Congelé paternité [ God of War: Ragnarök ]

Et si le jeu vidéo avait des choses à nous raconter? Vous imaginez que derrière le fait d’appuyer sur des boutons, en fait il y ait des messages, des thèmes, des réflexions? Pire, des émotions! Non, faisons fi de toutes ces inepties ou perspectives déconcertantes, voire perverses, et concentrons-nous sur ce qui fait le cœur de notre loisir préféré: taper sur des trucs.

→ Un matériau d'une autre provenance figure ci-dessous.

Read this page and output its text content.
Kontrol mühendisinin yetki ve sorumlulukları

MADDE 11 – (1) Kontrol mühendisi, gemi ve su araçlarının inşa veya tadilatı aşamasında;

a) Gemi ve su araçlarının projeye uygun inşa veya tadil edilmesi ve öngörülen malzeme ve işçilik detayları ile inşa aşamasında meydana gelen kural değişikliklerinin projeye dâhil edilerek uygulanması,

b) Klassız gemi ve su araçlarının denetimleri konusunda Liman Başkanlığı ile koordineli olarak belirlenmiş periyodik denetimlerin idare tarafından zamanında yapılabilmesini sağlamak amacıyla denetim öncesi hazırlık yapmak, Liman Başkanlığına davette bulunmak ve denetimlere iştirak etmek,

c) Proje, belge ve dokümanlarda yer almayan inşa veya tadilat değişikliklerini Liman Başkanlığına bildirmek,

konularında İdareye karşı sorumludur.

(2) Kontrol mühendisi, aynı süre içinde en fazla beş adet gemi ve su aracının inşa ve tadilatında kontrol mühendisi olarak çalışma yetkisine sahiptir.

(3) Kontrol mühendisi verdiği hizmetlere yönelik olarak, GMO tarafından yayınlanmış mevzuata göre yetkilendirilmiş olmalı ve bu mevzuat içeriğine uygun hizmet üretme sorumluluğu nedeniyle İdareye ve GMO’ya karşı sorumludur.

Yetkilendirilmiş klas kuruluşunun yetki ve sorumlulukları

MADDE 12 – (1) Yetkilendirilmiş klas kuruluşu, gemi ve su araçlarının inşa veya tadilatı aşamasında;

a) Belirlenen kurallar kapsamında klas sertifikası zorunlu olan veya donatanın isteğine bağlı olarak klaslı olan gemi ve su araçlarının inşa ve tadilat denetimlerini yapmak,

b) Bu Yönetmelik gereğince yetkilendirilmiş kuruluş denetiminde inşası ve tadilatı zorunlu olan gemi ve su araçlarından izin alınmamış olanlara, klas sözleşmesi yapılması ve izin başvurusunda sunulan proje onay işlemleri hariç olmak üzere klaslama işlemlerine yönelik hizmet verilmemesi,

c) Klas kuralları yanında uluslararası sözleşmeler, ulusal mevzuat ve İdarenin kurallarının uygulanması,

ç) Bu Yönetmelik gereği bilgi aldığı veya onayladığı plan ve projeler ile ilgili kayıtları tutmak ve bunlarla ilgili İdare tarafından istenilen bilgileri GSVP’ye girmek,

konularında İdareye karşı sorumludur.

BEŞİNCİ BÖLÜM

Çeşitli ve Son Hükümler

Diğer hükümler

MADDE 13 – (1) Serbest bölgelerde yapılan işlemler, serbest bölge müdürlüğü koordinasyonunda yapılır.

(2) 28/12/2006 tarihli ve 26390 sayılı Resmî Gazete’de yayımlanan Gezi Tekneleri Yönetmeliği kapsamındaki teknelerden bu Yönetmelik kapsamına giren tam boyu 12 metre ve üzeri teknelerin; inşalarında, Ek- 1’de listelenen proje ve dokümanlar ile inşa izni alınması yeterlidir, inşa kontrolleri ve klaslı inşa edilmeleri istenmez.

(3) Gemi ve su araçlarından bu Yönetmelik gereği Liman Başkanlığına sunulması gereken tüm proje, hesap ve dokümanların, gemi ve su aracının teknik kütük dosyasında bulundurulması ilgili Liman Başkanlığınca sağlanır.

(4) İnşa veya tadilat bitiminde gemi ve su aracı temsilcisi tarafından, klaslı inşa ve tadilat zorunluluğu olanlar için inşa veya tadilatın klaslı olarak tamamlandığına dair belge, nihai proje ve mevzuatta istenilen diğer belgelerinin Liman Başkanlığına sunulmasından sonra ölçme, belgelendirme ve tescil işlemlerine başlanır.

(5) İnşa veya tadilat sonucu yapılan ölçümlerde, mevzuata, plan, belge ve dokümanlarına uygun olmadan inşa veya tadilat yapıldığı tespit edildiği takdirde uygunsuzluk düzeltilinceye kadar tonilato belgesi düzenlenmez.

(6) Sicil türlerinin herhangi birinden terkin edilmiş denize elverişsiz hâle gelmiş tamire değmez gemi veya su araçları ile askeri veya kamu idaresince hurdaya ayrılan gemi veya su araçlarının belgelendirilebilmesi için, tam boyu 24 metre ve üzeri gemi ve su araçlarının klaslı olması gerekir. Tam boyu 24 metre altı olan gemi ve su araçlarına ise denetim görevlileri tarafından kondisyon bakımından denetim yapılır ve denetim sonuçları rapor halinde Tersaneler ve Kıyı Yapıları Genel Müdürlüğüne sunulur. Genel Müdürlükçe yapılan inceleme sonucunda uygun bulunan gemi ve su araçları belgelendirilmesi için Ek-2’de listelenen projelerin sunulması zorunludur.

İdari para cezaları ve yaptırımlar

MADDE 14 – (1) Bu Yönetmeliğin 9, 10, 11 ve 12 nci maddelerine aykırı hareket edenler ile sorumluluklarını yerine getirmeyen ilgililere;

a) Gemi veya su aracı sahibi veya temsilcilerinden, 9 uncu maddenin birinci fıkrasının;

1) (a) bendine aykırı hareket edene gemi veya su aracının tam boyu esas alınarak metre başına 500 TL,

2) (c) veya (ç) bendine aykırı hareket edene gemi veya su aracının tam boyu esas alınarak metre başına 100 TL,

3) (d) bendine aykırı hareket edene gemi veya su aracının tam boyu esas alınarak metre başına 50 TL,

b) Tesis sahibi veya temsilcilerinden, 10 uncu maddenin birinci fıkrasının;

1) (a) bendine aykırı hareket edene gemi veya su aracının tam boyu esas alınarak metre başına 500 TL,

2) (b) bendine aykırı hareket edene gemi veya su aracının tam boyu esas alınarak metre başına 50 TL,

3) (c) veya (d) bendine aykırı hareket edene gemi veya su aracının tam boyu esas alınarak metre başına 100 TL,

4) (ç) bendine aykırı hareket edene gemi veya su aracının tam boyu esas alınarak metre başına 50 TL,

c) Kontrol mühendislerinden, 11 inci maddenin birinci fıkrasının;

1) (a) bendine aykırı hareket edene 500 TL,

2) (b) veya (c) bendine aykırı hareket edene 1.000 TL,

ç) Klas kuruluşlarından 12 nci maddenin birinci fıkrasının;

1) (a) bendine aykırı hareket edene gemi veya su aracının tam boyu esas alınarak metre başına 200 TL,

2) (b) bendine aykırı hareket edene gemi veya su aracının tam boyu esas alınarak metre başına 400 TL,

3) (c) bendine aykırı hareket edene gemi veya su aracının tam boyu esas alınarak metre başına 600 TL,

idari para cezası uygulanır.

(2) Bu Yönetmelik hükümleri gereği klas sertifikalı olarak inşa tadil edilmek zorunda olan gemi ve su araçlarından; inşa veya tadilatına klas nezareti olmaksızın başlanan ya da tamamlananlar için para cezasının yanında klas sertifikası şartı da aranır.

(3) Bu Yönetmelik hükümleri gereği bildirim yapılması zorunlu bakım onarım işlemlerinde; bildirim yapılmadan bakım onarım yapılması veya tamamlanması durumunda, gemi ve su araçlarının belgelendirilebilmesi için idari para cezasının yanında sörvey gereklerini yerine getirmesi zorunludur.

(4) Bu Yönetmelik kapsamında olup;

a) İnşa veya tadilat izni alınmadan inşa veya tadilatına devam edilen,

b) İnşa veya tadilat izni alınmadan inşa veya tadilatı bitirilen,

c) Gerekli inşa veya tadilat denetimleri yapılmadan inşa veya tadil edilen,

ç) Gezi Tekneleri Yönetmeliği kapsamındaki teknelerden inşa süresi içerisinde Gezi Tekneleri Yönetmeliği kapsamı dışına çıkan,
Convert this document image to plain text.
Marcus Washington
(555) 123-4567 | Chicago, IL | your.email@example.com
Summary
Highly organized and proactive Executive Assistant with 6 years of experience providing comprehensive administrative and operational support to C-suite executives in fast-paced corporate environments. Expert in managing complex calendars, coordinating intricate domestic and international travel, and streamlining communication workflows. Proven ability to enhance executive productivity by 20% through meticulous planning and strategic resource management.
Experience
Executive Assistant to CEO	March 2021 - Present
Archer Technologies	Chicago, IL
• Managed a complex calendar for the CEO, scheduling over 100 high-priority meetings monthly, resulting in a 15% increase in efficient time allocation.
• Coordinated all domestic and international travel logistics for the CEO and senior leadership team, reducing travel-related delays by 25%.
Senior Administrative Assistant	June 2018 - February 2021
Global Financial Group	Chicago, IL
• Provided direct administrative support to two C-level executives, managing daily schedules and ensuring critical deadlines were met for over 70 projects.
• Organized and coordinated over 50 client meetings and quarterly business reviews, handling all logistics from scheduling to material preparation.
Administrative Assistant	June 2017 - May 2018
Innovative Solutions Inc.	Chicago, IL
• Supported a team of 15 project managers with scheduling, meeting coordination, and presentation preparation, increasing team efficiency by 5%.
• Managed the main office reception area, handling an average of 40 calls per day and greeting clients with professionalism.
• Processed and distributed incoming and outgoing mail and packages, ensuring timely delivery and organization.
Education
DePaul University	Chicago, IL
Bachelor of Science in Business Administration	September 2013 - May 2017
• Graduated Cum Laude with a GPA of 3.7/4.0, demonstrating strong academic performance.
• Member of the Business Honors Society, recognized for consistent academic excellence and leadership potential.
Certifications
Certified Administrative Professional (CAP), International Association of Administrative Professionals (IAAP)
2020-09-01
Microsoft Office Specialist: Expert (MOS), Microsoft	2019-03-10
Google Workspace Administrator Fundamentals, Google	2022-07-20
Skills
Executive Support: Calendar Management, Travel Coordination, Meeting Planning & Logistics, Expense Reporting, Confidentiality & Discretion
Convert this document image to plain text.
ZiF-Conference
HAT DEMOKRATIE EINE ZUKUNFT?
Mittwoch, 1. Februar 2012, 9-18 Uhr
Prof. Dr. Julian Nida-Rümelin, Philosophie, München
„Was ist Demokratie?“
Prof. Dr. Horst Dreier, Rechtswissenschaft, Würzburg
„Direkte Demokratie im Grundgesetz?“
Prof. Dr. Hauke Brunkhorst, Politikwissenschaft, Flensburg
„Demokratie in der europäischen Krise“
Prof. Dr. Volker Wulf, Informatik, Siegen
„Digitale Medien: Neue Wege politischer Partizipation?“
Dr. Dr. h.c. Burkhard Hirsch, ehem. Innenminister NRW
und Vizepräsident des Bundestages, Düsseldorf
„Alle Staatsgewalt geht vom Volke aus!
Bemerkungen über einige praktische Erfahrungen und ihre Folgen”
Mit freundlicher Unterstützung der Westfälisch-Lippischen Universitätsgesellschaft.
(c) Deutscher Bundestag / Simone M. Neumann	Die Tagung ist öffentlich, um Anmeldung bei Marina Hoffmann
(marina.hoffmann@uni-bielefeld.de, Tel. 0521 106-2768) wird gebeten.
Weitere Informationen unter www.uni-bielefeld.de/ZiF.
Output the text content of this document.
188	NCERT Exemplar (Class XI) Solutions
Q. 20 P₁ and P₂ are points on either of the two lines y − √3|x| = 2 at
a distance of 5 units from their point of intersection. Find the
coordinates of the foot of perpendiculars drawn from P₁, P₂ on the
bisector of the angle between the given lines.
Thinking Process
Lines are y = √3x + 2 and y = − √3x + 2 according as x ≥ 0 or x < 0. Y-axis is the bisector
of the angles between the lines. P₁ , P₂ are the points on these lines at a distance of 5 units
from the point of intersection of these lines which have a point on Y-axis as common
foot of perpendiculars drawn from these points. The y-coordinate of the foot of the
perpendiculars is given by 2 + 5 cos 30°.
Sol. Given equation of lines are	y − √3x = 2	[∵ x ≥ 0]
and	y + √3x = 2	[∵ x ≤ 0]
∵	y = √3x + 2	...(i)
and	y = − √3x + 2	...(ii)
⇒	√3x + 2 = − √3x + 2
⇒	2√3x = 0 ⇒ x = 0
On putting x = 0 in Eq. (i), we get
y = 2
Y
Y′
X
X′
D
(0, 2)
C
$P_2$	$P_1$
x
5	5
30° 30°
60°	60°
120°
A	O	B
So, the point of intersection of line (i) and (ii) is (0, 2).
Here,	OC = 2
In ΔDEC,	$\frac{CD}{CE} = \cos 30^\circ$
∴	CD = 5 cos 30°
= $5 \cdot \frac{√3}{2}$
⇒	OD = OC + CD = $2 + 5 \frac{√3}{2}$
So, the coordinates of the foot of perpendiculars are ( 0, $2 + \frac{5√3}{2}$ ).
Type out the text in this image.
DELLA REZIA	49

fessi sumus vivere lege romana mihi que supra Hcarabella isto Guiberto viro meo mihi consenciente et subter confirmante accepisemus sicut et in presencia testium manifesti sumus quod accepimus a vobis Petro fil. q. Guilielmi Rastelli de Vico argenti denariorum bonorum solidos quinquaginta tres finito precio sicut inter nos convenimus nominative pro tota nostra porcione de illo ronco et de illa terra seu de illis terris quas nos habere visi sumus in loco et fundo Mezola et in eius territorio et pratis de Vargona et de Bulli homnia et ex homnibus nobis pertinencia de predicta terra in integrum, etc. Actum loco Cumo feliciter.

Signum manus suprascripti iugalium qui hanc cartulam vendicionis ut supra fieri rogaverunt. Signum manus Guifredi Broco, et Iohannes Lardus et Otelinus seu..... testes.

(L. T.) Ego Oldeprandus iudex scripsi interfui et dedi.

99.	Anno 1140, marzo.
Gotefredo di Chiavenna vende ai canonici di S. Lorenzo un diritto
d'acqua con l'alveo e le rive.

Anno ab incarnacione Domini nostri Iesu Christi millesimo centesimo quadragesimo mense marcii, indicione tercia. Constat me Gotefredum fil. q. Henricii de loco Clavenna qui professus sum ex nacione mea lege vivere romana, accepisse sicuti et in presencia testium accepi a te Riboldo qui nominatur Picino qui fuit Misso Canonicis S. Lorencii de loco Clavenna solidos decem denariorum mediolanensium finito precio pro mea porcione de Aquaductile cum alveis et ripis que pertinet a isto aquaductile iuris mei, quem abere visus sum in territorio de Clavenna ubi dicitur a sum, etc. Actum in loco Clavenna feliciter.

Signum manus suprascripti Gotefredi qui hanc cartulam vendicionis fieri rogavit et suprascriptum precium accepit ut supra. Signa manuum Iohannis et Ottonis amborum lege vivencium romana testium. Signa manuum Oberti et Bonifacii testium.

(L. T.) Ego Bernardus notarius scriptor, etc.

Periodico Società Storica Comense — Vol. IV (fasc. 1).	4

God of War: Ragnarök, c’est la suite de God of War (2e du nom, mais 5e de sa lignée). C’est l’histoire de Kratos, un mec qui impose sa religion autour de lui de manière pugnace. Puis il se retire dans le nord pour faire de l’évasion fiscale, rencontre une femme qu’il épouse et qui devient son impresario pour gérer à distance les ventes de ses livres de développement personnels. Les dieux locaux lui font signe que, non Monsieur, ici il y a des coutumes à respecter et qu’on ne peut pas débarquer comme si de rien n’était. Grâce à une stratégie commerciale agressive, il liquide la concurrence, après le décès de sa femme. Il élève maintenant son fils unique, adolescent prometteur, dans une cabane au fond des bois, sur un modèle monoparental avec un autre homme (ou du moins sa tête) qui l’appelle « frère ». Un récit d’aujourd’hui en quelque sorte.

 

God of War Ragnarök PS5 home sweet home

Home sweet home

Pèrecèdemment

God of War Ragnarök, c’est très bien. Difficile de dire le contraire. Mais GoW:R, c’est pas très différent de God of War (2018). Pas que ce soit une mauvaise chose, d’ailleurs. Pour préparer la rédaction de ce test, je suis allé relire celui que j’avais fait en son temps pour l’opus d’il y a quatre ans. En plus du fait que je savoure l’inspiration que j’avais pour les jeux de mots en intertitres, tout ce que j’avais écrit alors pourrait s’appliquer à cette suite. Vu que je lui avais collé un flamboyant 10/10, il serait difficile d’être médisant aujourd’hui. Et effectivement, j’ai kiffé. L’histoire débute quelques années après les événements du premier, Atreus étant maintenant adolescent et en quête de réponse sur sa généalogie. C’est avec un plaisir non dissimulé que j’ai repris ce récit comme si c’était hier et que je m’en suis délecté.

 

God of War Ragnarök PS5 bateau

Le retour du bateau et des histoires pendant qu’on rame.

Vieilli en fût de chaines

Je ne vais pas vous faire l’affront de vous réexpliquer ce qu’est God of War. Surtout que je l’ai déjà fait (avec brio, et superbe jeu de mots en titre principal, vous faites bien de le remarquer) dans l’autre article que je vous invite donc à (re)lire. On n’est pas sur de l’innovation, mais de la maturation. Ce thème était central dans le renouveau de la série et se poursuit ici. Je suis à nouveau impressionné de voir comment le studio Santa Monica parvient à faire ressentir ce sentiment de maturité à travers un jeu dont le principe est de fracasser tout se qui se dresse sur notre chemin.

 

God of War Ragnarök PS5 détails

Les nordiques ont toujours ce sens de l’aménagement intérieur. On reconnait la table basse Trügutt à gauche. Le soucis du détail renforce l’immersion. On se croirait dans un décors de parc à thème.

 

Le parachèvement étant probablement de passer de jeux où l’on a besoin d’un prétexte pour taper sur des choses, à taper sur des choses pour justifier un prétexte. Faites un jeu sur la dureté d’élever un enfant seul, même très bien réalisé, vous en vendrez sûrement deux cents après avoir posé votre stand dans tous les salons du jeu indé du coin. Faites un jeu finement ciselé, de combats violents et impétueux, mettant en scène un dieu de la guerre, aux prises avec la mythologie nordique, c’est par palettes que vous le refourguerez (surtout en cette période où les Vikings ont le vent en poupe).

 

God of War Ragnarök PS5 sanglant

Oui, c’est toujours sanglant et violent. Mais pas que. Et prendre des screenshots en plein combat, c’est toujours hasardeux.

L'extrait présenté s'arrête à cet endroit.